Why Don’t My Datasets Look the Same Across Different Views or Properties?

This is due to you having a different set-up in your different views. For example, if you don’t have any event based goals in a certain view, you will not see the eventDetails column.

This Just Isn’t Working, and I Need Some Additional Help.

There is a link to an R Markdown file in the next section with some code that might help you clean up and use the data from these functions. Or, reach out to the Analytics and Insights team for more help.

Get Fancy!

Having programmatic access to this data opens up a lot of possibilities for creative ways to monitor your Google Analytics data. As an example of what you can do, I’ve created a RMarkdown file that helps you monitor the status of your goals and custom dimensions and can print status information out in a human-readable Word doc.

To create the document, I would recommend first creating an R project then downloading the RMarkdown file and moving it into your project folder.

Then, check that you have all of the appropriate packages installed (see the packages “chunk” or section of code.) Update the authentication chunk with the client id and secret for your API project.

Then run both the packages and authentication sections of code using the green play button. You should be prompted authenticate in a browser window and then you should see a “.httr-oauth” file appear in your project folder. This file stores your authentication settings.

Update the params section at the top of the page with your account, property, and view id.

Before sending the data to Word, you may want to run each of the chunks of r code to see what they are doing. This will also create a few datasets (views, goals, and cd) in your environment that you may decide to export directly to csv, Excel or sheets for further analysis.

Then, finally, run this report and export the results to Word using a process called Knitting. You can do this by clicking on the Knit button above your code. If you click the Knit drop-down, you can also choose to Knit with Parameters, which will prompt an interactive window that allows you to easily change the account, property, and view ids as well as the date ranges being used to collect data about your goals and custom dimensions.

Once you click the Knit button, you should see an RMarkdown tab open beside the console where the progress of your report will be logged. Once the report is complete, a Word file will open with your Check-Up results!

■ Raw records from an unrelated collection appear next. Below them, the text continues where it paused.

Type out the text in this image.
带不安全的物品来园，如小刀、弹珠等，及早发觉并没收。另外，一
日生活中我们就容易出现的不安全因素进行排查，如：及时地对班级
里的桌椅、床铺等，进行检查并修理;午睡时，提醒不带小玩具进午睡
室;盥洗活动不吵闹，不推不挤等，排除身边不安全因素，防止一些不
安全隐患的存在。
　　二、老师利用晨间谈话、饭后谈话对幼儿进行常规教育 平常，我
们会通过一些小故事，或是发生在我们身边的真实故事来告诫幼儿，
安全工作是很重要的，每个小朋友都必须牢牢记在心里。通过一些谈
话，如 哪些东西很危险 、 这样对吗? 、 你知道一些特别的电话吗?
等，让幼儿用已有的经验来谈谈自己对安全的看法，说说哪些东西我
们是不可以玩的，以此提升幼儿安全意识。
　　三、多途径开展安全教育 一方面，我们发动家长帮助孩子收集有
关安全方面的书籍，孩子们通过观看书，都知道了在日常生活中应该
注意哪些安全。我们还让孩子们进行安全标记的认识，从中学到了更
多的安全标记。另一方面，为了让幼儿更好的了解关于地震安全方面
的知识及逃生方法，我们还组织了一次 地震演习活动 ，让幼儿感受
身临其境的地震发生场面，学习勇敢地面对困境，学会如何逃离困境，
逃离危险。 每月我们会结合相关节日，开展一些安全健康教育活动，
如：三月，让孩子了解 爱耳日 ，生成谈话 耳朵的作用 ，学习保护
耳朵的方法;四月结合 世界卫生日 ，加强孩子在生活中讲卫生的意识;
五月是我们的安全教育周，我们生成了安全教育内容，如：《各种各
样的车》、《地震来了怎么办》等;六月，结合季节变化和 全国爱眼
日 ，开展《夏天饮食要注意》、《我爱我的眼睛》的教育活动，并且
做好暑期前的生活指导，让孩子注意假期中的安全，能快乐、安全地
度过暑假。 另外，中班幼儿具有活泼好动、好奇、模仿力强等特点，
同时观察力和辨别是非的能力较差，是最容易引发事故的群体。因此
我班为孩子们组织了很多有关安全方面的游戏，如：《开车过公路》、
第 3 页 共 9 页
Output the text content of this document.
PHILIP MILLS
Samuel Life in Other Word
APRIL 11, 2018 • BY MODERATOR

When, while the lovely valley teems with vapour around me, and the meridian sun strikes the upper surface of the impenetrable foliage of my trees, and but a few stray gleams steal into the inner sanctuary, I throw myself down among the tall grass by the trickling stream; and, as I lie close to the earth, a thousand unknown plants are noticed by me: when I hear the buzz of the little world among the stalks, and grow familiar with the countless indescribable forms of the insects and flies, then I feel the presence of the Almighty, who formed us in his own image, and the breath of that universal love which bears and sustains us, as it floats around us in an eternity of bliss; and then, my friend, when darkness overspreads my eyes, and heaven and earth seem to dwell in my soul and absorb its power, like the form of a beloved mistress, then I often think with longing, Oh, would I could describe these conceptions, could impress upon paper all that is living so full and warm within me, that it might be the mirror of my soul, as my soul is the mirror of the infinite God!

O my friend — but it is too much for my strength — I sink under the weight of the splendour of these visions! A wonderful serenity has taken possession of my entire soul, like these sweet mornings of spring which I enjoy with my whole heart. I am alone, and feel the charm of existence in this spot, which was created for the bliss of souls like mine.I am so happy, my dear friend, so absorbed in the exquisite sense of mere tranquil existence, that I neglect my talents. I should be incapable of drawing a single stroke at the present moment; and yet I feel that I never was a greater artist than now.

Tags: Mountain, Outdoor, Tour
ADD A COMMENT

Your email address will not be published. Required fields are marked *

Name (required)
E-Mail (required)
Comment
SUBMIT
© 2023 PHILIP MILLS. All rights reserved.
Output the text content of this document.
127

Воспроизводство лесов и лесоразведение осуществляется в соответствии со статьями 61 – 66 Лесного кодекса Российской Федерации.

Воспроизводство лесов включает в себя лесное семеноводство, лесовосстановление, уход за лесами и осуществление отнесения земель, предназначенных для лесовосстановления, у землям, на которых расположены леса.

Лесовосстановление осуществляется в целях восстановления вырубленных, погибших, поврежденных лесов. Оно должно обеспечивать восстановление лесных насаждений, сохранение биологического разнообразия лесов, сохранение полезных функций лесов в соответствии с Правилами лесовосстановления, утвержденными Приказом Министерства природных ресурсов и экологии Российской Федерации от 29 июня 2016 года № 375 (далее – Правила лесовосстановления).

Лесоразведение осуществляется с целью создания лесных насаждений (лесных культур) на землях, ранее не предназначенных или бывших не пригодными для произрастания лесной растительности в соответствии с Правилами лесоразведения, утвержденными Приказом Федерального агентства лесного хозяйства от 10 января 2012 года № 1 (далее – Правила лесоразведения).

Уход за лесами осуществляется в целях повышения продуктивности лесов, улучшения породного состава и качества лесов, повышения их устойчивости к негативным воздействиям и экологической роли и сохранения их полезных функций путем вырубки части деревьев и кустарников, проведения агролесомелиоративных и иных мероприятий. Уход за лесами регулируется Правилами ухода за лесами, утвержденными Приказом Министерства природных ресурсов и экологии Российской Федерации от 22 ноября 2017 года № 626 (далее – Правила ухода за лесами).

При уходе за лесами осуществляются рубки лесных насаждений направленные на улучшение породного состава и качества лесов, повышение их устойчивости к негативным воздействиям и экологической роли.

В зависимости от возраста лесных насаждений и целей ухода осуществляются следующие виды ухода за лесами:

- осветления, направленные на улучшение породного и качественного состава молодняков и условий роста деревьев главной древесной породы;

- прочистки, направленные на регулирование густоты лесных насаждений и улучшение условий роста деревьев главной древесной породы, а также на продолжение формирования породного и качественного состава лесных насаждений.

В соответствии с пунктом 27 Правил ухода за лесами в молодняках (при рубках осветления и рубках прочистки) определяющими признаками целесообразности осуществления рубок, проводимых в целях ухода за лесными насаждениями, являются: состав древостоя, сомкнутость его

A Note to Enterprise Organizations

Maintaining a large number of Google Analytics accounts can be a time-consuming and difficult job. Fortunately, the googleAnalyticsR package can really help us out here. You can use the functions described above to print out a list of your GA configurations across all of your accounts into a csv file or other reporting tool. Here are a few tips for doing this:

  • Use the ga_account_list function to pull a list of your account structure and the appropriate ids. You will need those ids to run the other functions. You may want to use dplyr’s filter function to narrow that list down to just the accounts that you are interested in.
  • Use purrr’s map function to apply the same function to a number of different accounts in one fell swoop. You may want to follow this up with a handy
    reduce(bind_rows)

    to consolidate down to a single data frame. Note, you will probably want to apply the map function to a “helper” function that cleans up your data, rather than applying it to the googleAnalyticsR function directly.


I hope that with the use of this checklist you are able to use the power of R to responsibly and programmatically work with your Google Analytics data!